Oxytocin is a hormone secreted into the bloodstream from the brain, and also released within the brain, where it has a bearing on social interaction. Previous studies have shown that giving oxytocin can improve an autistic person’s social engagement behaviour and it is being explored as a potential treatment. Increased methylation of the oxytocin receptor gene may make a person less sensitive to the hormone and the results of this study, published in the journal BMC Medicine, could provide information about which individuals will respond better to treatment with oxytocin.

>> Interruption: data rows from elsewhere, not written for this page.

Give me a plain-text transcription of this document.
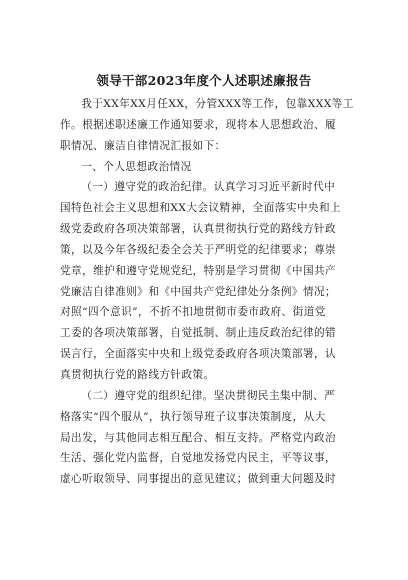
领导干部2023年度个人述职述廉报告

我于XX年XX月任XX，分管XXX等工作，包靠XXX等工
作。根据述职述廉工作通知要求，现将本人思想政治、履
职情况、廉洁自律情况汇报如下：

一、个人思想政治情况

（一）遵守党的政治纪律。认真学习习近平新时代中
国特色社会主义思想和XX大会议精神，全面落实中央和上
级党委政府各项决策部署，认真贯彻执行党的路线方针政
策，以及今年各级纪委全会关于严明党的纪律要求；尊崇
党章，维护和遵守党规党纪，特别是学习贯彻《中国共产
党廉洁自律准则》和《中国共产党纪律处分条例》情况；
对照“四个意识”，不折不扣地贯彻市委市政府、街道党
工委的各项决策部署，自觉抵制、制止违反政治纪律的错
误言行，全面落实中央和上级党委政府各项决策部署，认
真贯彻执行党的路线方针政策。

（二）遵守党的组织纪律。坚决贯彻民主集中制、严
格落实“四个服从”，执行领导班子议事决策制度，从大
局出发，与其他同志相互配合、相互支持。严格党内政治
生活、强化党内监督，自觉地发扬党内民主，平等议事，
虚心听取领导、同事提出的意见建议；做到重大问题及时
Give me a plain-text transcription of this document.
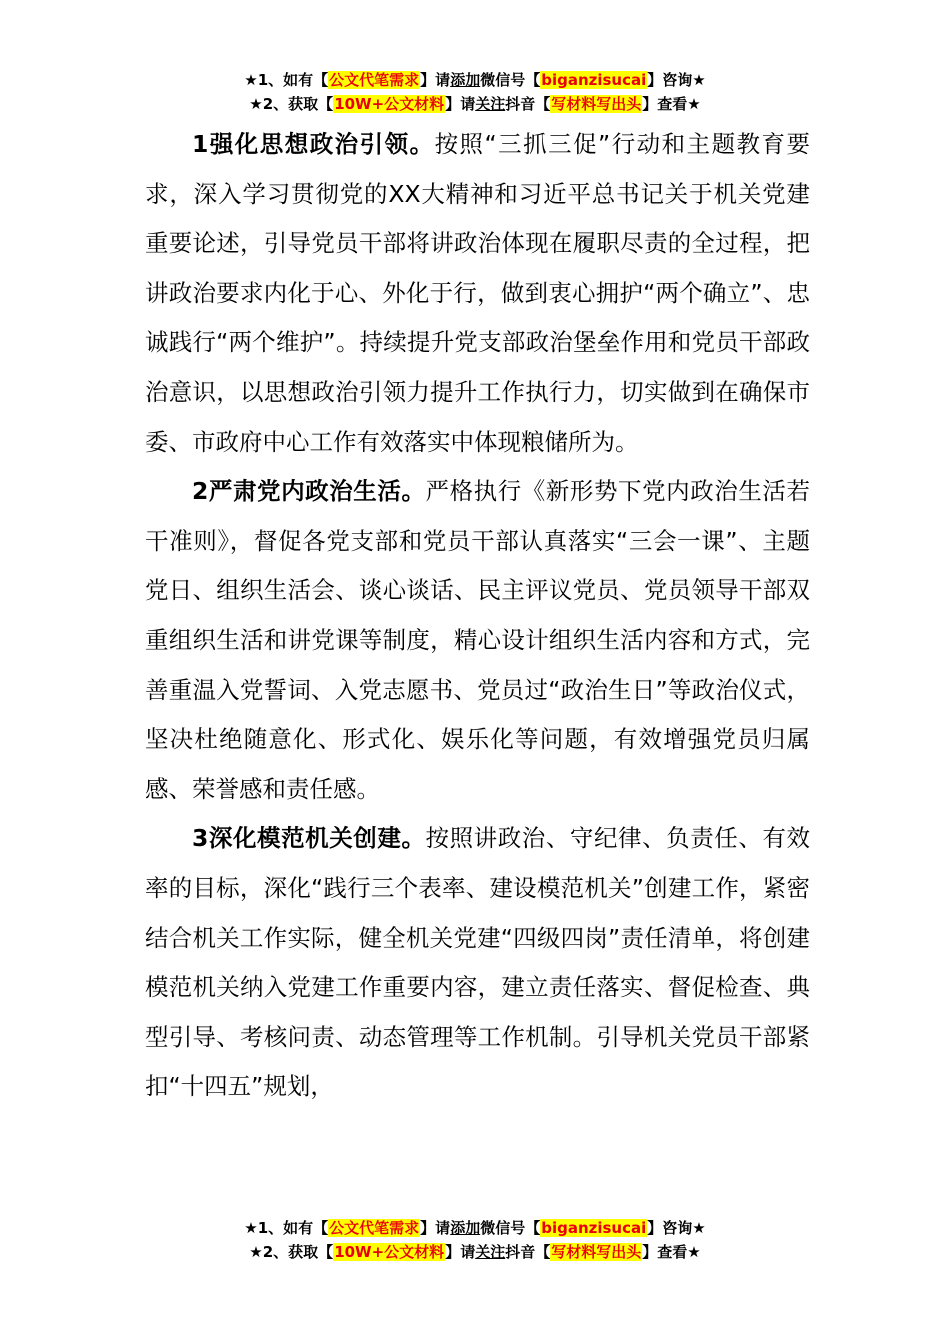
★1、如有【公文代笔需求】请添加微信号【biganzisucai】咨询★
★2、获取【10W+公文材料】请关注抖音【写材料写出头】查看★

1强化思想政治引领。按照“三抓三促”行动和主题教育要求，深入学习贯彻党的XX大精神和习近平总书记关于机关党建重要论述，引导党员干部将讲政治体现在履职尽责的全过程，把讲政治要求内化于心、外化于行，做到衷心拥护“两个确立”、忠诚践行“两个维护”。持续提升党支部政治堡垒作用和党员干部政治意识，以思想政治引领力提升工作执行力，切实做到在确保市委、市政府中心工作有效落实中体现粮储所为。

2严肃党内政治生活。严格执行《新形势下党内政治生活若干准则》，督促各党支部和党员干部认真落实“三会一课”、主题党日、组织生活会、谈心谈话、民主评议党员、党员领导干部双重组织生活和讲党课等制度，精心设计组织生活内容和方式，完善重温入党誓词、入党志愿书、党员过“政治生日”等政治仪式，坚决杜绝随意化、形式化、娱乐化等问题，有效增强党员归属感、荣誉感和责任感。

3深化模范机关创建。按照讲政治、守纪律、负责任、有效率的目标，深化“践行三个表率、建设模范机关”创建工作，紧密结合机关工作实际，健全机关党建“四级四岗”责任清单，将创建模范机关纳入党建工作重要内容，建立责任落实、督促检查、典型引导、考核问责、动态管理等工作机制。引导机关党员干部紧扣“十四五”规划，

★1、如有【公文代笔需求】请添加微信号【biganzisucai】咨询★
★2、获取【10W+公文材料】请关注抖音【写材料写出头】查看★
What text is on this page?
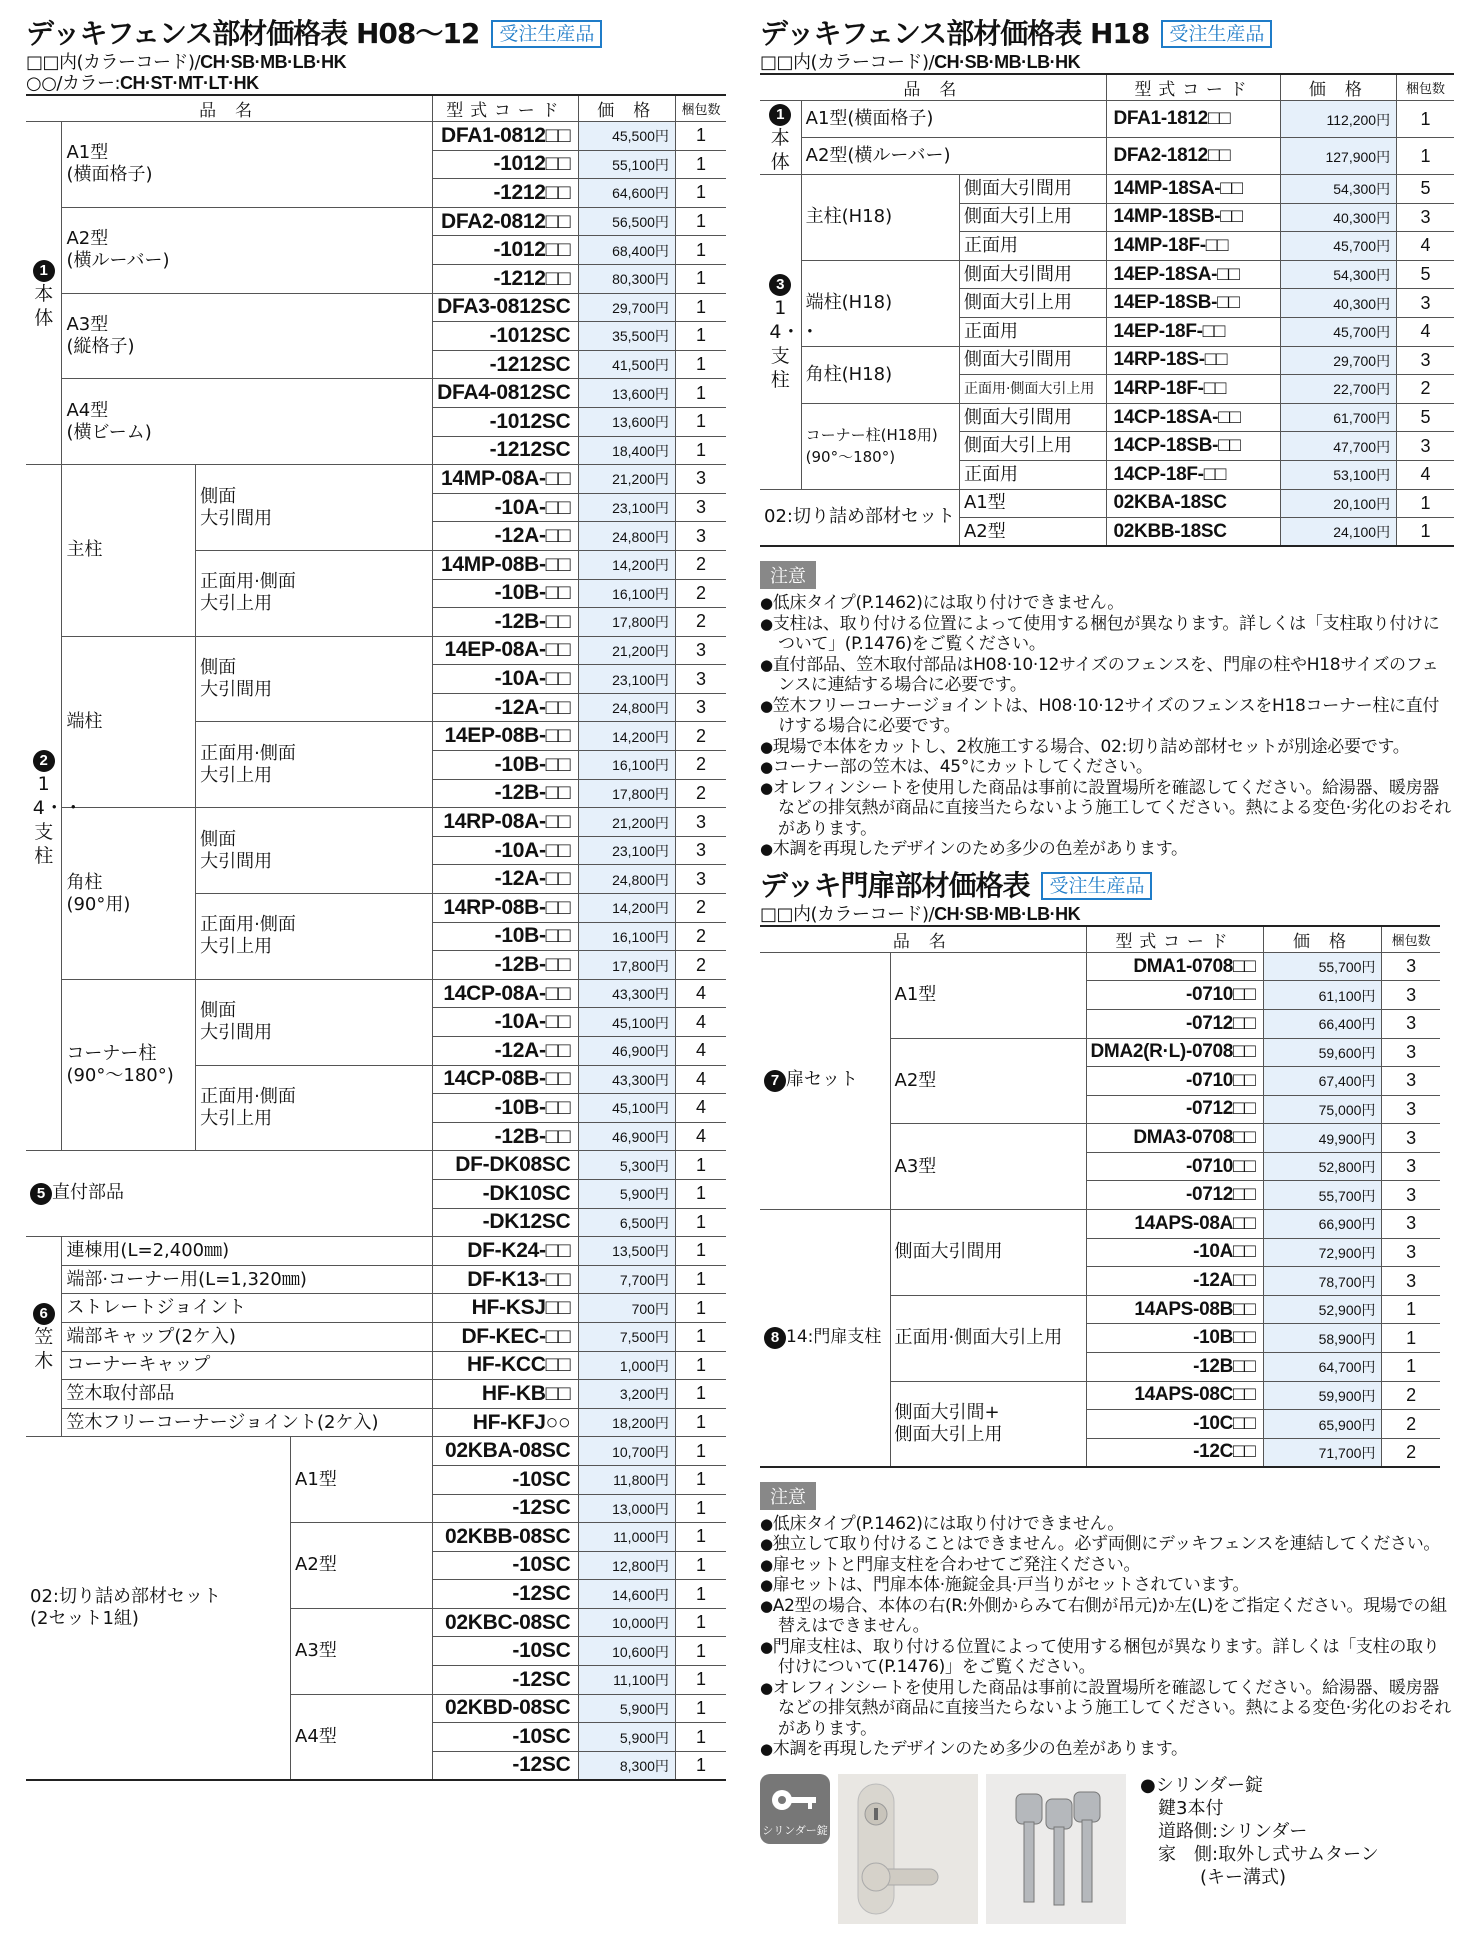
デッキフェンス部材価格表 H08～12	受注生産品
□□内(カラーコード)/CH·SB·MB·LB·HK
○○/カラー:CH·ST·MT·LT·HK
品 名				型式コード	価 格	梱包数
1
本体	A1型
(横面格子)			DFA1-0812□□	45,500円	1
				-1012□□	55,100円	1
				-1212□□	64,600円	1
	A2型
(横ルーバー)			DFA2-0812□□	56,500円	1
				-1012□□	68,400円	1
				-1212□□	80,300円	1
	A3型
(縦格子)			DFA3-0812SC	29,700円	1
				-1012SC	35,500円	1
				-1212SC	41,500円	1
	A4型
(横ビーム)			DFA4-0812SC	13,600円	1
				-1012SC	13,600円	1
				-1212SC	18,400円	1
2
14・・支柱	主柱	側面
大引間用		14MP-08A-□□	21,200円	3
				-10A-□□	23,100円	3
				-12A-□□	24,800円	3
		正面用·側面
大引上用		14MP-08B-□□	14,200円	2
				-10B-□□	16,100円	2
				-12B-□□	17,800円	2
	端柱	側面
大引間用		14EP-08A-□□	21,200円	3
				-10A-□□	23,100円	3
				-12A-□□	24,800円	3
		正面用·側面
大引上用		14EP-08B-□□	14,200円	2
				-10B-□□	16,100円	2
				-12B-□□	17,800円	2
	角柱
(90°用)	側面
大引間用		14RP-08A-□□	21,200円	3
				-10A-□□	23,100円	3
				-12A-□□	24,800円	3
		正面用·側面
大引上用		14RP-08B-□□	14,200円	2
				-10B-□□	16,100円	2
				-12B-□□	17,800円	2
	コーナー柱
(90°～180°)	側面
大引間用		14CP-08A-□□	43,300円	4
				-10A-□□	45,100円	4
				-12A-□□	46,900円	4
		正面用·側面
大引上用		14CP-08B-□□	43,300円	4
				-10B-□□	45,100円	4
				-12B-□□	46,900円	4
5 直付部品				DF-DK08SC	5,300円	1
				-DK10SC	5,900円	1
				-DK12SC	6,500円	1
6
笠木	連棟用(L=2,400㎜)			DF-K24-□□	13,500円	1
	端部·コーナー用(L=1,320㎜)			DF-K13-□□	7,700円	1
	ストレートジョイント			HF-KSJ□□	700円	1
	端部キャップ(2ケ入)			DF-KEC-□□	7,500円	1
	コーナーキャップ			HF-KCC□□	1,000円	1
	笠木取付部品			HF-KB□□	3,200円	1
	笠木フリーコーナージョイント(2ケ入)			HF-KFJ○○	18,200円	1
02:切り詰め部材セット
(2セット1組)			A1型	02KBA-08SC	10,700円	1
				-10SC	11,800円	1
				-12SC	13,000円	1
			A2型	02KBB-08SC	11,000円	1
				-10SC	12,800円	1
				-12SC	14,600円	1
			A3型	02KBC-08SC	10,000円	1
				-10SC	10,600円	1
				-12SC	11,100円	1
			A4型	02KBD-08SC	5,900円	1
				-10SC	5,900円	1
				-12SC	8,300円	1
デッキフェンス部材価格表 H18	受注生産品
□□内(カラーコード)/CH·SB·MB·LB·HK
品 名			型式コード	価 格	梱包数
1
本体	A1型(横面格子)		DFA1-1812□□	112,200円	1
	A2型(横ルーバー)		DFA2-1812□□	127,900円	1
3
14・・支柱	主柱(H18)	側面大引間用	14MP-18SA-□□	54,300円	5
		側面大引上用	14MP-18SB-□□	40,300円	3
		正面用	14MP-18F-□□	45,700円	4
	端柱(H18)	側面大引間用	14EP-18SA-□□	54,300円	5
		側面大引上用	14EP-18SB-□□	40,300円	3
		正面用	14EP-18F-□□	45,700円	4
	角柱(H18)	側面大引間用	14RP-18S-□□	29,700円	3
		正面用·側面大引上用	14RP-18F-□□	22,700円	2
	コーナー柱(H18用)
(90°～180°)	側面大引間用	14CP-18SA-□□	61,700円	5
		側面大引上用	14CP-18SB-□□	47,700円	3
		正面用	14CP-18F-□□	53,100円	4
02:切り詰め部材セット		A1型	02KBA-18SC	20,100円	1
		A2型	02KBB-18SC	24,100円	1
注意
● 低床タイプ(P.1462)には取り付けできません。
● 支柱は、取り付ける位置によって使用する梱包が異なります。詳しくは「支柱取り付けについて」(P.1476)をご覧ください。
● 直付部品、笠木取付部品はH08·10·12サイズのフェンスを、門扉の柱やH18サイズのフェンスに連結する場合に必要です。
● 笠木フリーコーナージョイントは、H08·10·12サイズのフェンスをH18コーナー柱に直付けする場合に必要です。
● 現場で本体をカットし、2枚施工する場合、02:切り詰め部材セットが別途必要です。
● コーナー部の笠木は、45°にカットしてください。
● オレフィンシートを使用した商品は事前に設置場所を確認してください。給湯器、暖房器などの排気熱が商品に直接当たらないよう施工してください。熱による変色·劣化のおそれがあります。
● 木調を再現したデザインのため多少の色差があります。
デッキ門扉部材価格表	受注生産品
□□内(カラーコード)/CH·SB·MB·LB·HK
品 名		型式コード	価 格	梱包数
7 扉セット	A1型	DMA1-0708□□	55,700円	3
		-0710□□	61,100円	3
		-0712□□	66,400円	3
	A2型	DMA2(R·L)-0708□□	59,600円	3
		-0710□□	67,400円	3
		-0712□□	75,000円	3
	A3型	DMA3-0708□□	49,900円	3
		-0710□□	52,800円	3
		-0712□□	55,700円	3
8 14:門扉支柱	側面大引間用	14APS-08A□□	66,900円	3
		-10A□□	72,900円	3
		-12A□□	78,700円	3
	正面用·側面大引上用	14APS-08B□□	52,900円	1
		-10B□□	58,900円	1
		-12B□□	64,700円	1
	側面大引間+
側面大引上用	14APS-08C□□	59,900円	2
		-10C□□	65,900円	2
		-12C□□	71,700円	2
注意
● 低床タイプ(P.1462)には取り付けできません。
● 独立して取り付けることはできません。必ず両側にデッキフェンスを連結してください。
● 扉セットと門扉支柱を合わせてご発注ください。
● 扉セットは、門扉本体·施錠金具·戸当りがセットされています。
● A2型の場合、本体の右(R:外側からみて右側が吊元)か左(L)をご指定ください。現場での組替えはできません。
● 門扉支柱は、取り付ける位置によって使用する梱包が異なります。詳しくは「支柱の取り付けについて(P.1476)」をご覧ください。
● オレフィンシートを使用した商品は事前に設置場所を確認してください。給湯器、暖房器などの排気熱が商品に直接当たらないよう施工してください。熱による変色·劣化のおそれがあります。
● 木調を再現したデザインのため多少の色差があります。
シリンダー錠
●シリンダー錠
鍵3本付
道路側:シリンダー
家　側:取外し式サムターン
(キー溝式)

Autism, the best known of the autism spectrum disorders (ASDs), is a relatively common condition affecting around 1 in 150 children in the US, with about four times more boys than girls affected. People with autism spectrum disorders struggle with social communication and interactions, and have difficulty relating to other people and their emotions. A number of factors – both genetic and environmental – have been suggested to be linked to autism and two recent studies have now provided evidence of associations with genetic variations.
In the first study, which is published in the journal Nature, variations in a region close to the genes for two neuronal cell-adhesion molecules, cadherin 9 (CDH9) and cadherin 10 (CDH10) were found to occur more frequently in children with ASDs than in unaffected children. These cadherin molecules, which are expressed on the surface of neurons, mediate calcium-dependent cell-cell adhesion and are important in shaping the physical structure of the developing brain as well as the functional connections between different areas of the brain. The researchers propose that these gene variants are new susceptibility factors for ASDs and estimate that they may contribute to up to 15% of cases.
The second study, also published in the journal Nature, identified copy number variations – deletions or duplications of DNA – in genes belonging to two biological pathways. Interestly, one pathway involved the same neuronal cell-adhesion molecule gene family that was identified in the first study, whilst the other involved genes in the ubiquitin degradation pathway. The role of ubiquitin, which tags proteins – including the neuronal cell-adhesion molecules – for proteasome-mediated degradation, presents a mechanism that links the two gene pathways. The new data support previous evidence from functional magnetic resonance imaging studies showing that children with ASDs may have reduced connectivity among neural cells, and with anatomy studies that have found abnormal development in the frontal lobes in autistic patients.
Although the new information does not fully explain why some children develop ASDs and cannot immediately be used to provide clinical treatments, it should provide ideas for further experiments that may eventually lead to strategies for the prevention or early treatment of ASDs.